We think that just because water is always readily available to us no matter where we go that it’s going to stay this way forever. Yes, 70% of the entire earth is made up of water, but here’s now you can perceive its drinkability in percentages: 97% is saltwater and unconsumable by humans, 2% is frozen in glaciers, and only 1% is drinking water.

Now, do you see where this is headed?

Our casual attitude towards wasting water and taking valuable resources for granted may lead to an a grand-scale drought very soon. This is why it’s imperative that we learn to manage our water consumption by reducing how we use it on a day-to-day basis. But before we do that, it’s important to actually know where we use large amounts of water everyday and how this is leading to massive wastage.

From long bathroom showers, gallons of flushing water, laundry, kitchen-works, gardening, cleaning, and leaky taps, there’re a lot of everyday activities that can lead to water wastage. Let’s take a look at each of these in detail:

1. For bathrooms

The bathroom is the Big Daddy of all water waste. It includes impractical use of constantly running showers, large Jacuzzis, bathtubs, and more. You might not have known, but an average bathtub requires 50 liters of water to fill. Compared to the mean of a single shower, its 30% more water usage.

Similarly, leaving the tap water running while brushing your teeth can result in 5 liters of water waste per minute – an average of 20 liters if the process takes too long. You’ll literally be saving a thousand liters of water per annum by turning off the tap while brushing your teeth.

No, let’s move on to showers. Most homes are installed with a 3 start shower fixture, which uses around 9 liters of water per minute. Typical showerheads, on the other hand, take about 16-18 liters of water per minute. As you can see, using the former can make a huge difference in the scale of your water consumption. If the average time of a shower is calculated to be 5-6 minutes per person, the you’ll literally be saving 20,000 liters of water annually by going for a3-star showerhead!

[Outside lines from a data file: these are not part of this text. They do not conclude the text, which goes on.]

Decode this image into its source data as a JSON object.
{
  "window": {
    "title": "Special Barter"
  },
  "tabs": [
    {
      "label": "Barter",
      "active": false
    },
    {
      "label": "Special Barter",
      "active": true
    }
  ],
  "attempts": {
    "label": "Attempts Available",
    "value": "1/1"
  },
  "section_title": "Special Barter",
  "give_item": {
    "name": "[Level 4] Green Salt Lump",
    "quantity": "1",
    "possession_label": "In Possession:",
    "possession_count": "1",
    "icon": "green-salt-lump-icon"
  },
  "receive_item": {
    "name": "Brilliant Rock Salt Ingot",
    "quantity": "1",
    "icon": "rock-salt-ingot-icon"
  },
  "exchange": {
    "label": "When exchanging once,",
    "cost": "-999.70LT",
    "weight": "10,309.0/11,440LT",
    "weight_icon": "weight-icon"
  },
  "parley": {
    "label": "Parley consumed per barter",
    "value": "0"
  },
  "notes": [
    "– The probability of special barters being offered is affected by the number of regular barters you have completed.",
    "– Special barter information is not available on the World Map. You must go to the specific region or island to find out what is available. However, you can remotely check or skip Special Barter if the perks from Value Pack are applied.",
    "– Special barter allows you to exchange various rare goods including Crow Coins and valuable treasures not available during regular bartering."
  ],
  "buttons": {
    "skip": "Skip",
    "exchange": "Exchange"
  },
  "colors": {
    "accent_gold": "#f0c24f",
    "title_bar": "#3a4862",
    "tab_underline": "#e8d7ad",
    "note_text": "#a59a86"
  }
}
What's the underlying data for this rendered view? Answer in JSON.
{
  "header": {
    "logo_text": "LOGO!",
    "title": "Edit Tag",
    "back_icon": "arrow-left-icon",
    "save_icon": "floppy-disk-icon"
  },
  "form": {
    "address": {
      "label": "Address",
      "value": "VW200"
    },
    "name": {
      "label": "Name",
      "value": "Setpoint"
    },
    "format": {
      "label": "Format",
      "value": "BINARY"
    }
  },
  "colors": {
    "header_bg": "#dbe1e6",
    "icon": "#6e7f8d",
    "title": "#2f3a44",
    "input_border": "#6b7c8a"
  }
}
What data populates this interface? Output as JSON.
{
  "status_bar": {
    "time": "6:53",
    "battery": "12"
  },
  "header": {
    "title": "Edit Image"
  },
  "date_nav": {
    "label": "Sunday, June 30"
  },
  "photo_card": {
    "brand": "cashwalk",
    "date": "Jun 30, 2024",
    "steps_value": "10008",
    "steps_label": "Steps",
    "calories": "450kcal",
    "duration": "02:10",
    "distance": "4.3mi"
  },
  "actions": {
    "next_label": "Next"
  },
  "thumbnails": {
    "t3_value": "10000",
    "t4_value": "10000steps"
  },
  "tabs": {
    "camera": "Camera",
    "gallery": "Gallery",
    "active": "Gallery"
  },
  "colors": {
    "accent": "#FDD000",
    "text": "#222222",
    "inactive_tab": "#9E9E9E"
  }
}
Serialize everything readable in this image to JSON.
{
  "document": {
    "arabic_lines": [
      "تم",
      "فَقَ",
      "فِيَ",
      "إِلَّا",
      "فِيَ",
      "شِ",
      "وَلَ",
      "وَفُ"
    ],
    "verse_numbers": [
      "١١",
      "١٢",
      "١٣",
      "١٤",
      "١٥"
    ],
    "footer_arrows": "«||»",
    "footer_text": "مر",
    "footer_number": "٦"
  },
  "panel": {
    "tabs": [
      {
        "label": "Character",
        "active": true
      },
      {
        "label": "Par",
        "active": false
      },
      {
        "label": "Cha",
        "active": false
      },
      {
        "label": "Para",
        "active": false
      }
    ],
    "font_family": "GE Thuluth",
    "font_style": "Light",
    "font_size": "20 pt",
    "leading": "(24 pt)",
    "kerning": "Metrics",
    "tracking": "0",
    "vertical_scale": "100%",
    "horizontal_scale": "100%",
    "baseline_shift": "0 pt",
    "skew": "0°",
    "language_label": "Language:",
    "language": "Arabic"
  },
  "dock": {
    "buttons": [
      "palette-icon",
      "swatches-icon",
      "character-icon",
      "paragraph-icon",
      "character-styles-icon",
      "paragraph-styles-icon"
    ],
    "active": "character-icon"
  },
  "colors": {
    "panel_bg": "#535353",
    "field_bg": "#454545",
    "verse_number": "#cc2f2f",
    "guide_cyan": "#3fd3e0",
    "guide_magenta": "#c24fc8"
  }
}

Moving on, the WC is another bathroom fixture that takes water consumption and waste to a whole new level. The older single-flush toilets consume an estimated 12 liters of water per flush, as compared to the newer dual-flush WC’s. For those who don’t know, the dual-flush system has a ‘half flush’ option for number ones, and a ‘full flush’ option for number twos. This drastically reduces the amount of water used during the whole process.

2. During laundry

The process of doing laundry is not as hard and complicated as it used to be. With innovative machines, you can now reduce the amount of water consumed during this process even more. But before that, it’s essential to familiarize yourself with how much a water-efficient washing machine usually uses. A good one takes about 40 liters of water per cycles for an average wash, as compared to the older machines, which used 99 liters per load. This means that you could save about 21,000 liters of water per year by switching to a water-efficient washing machine.

3. In kitchens

While furnishing your kitchens, it’s extremely important to look at the star ratings of your fixtures like taps, dishwashers, and more. The history of dishwashers is quite non-water efficient. They used to consume around 40 liters of water per load, as compared to the 18 liters it took to do dishes by hand. With the advent in technology, this statistic has improved a lot, but do take note of the rating before you buy one.

4. Gardening & pools

Water consumption with landscaping and pools depends on the timing and climatic conditions. It’s important to note that you need to water your plants either during early morning or evenings to reduce the amount of water evaporation. Planting drought-tolerant species is also a good option.

As for pools, their evaporation rates totally depend on the climate conditions they face. An average pool can lose approximately 300 liters of water per day if located in a hot area. Using a pool cover can reduce this value drastically – about 95% to be exact.

5. Leaky taps

Drip, drip, drip – that perpetually irritating sound that gets on everybody’s nerves. You can lose around 27 to 198 liters of water depending on how frequent your fixtures drip. And these are the ones we can hear because of the exposed fixtures – have you ever thought about the leaky pipes that we cannot see? A teeny tiny pipe fracture can end up in 99 liters of water wastage per day. The best way to detect these is to close off all the taps and look at the dial on the water meter – circulating numbers are a high indicator of leakage, and you need to contact you plumber for repairs.

There are many more ways that you can reduce your water wastage. Investing in a water tank for extra supply is a good thing. Also, if you get your excavation works done for either a pool or a garage, you can even go for an underground water storage tank that remains out of sight.

Remember that even when you’re just one of the millions on this planet, your actions can inspire someone else – so don’t forget to do your part. Saving even a small bit of water everyday and result saving precious drinkable resources.